The Financial Services Authority is an independent non-governmental body, given a wide range of rule-making, investigatory and enforcement powers in order to meet its four statutory objectives: market confidence (maintaining confidence in the UK financial system), financial stability, consumer protection and the reduction of financial crime. The FSA receives no government funding and is funded entirely by the firms it regulates, but is accountable to the Treasury and, ultimately, parliament.
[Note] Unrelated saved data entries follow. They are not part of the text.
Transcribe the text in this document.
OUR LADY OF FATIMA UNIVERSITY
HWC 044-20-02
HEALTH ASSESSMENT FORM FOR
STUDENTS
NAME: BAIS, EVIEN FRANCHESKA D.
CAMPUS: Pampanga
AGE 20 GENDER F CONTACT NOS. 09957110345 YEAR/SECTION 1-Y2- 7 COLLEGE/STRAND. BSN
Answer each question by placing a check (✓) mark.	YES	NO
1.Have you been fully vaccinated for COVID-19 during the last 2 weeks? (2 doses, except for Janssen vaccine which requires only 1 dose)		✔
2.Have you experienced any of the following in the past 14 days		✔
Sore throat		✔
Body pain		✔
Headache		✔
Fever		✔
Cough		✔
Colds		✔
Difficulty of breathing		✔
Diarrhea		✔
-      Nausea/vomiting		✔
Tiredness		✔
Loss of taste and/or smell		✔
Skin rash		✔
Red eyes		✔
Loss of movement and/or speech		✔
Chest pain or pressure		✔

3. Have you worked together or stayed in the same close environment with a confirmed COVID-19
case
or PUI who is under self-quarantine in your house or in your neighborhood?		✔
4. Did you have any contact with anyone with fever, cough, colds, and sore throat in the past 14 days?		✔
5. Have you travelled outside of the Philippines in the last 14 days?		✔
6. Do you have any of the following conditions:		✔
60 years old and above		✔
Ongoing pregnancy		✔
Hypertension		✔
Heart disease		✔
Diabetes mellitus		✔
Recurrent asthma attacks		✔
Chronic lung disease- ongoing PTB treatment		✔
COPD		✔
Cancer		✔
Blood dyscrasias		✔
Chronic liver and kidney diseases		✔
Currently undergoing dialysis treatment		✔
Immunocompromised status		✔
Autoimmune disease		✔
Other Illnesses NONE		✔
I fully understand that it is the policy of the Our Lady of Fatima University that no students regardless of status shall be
The catch-all term applied to investors who buy properties with the sole intention of letting them to tenants rather than living in them themselves, with the proceeds from the let usually used for the repayment of the mortgage. Buy-to-let investors have to take out specialised mortgages that carry higher interest rates and require a much bigger deposit than a standard mortgage. Other expenditure can include legal fees, income tax (on the rental profits you make), capital gains tax (if you sell the property) and “void” periods when the property is unlet.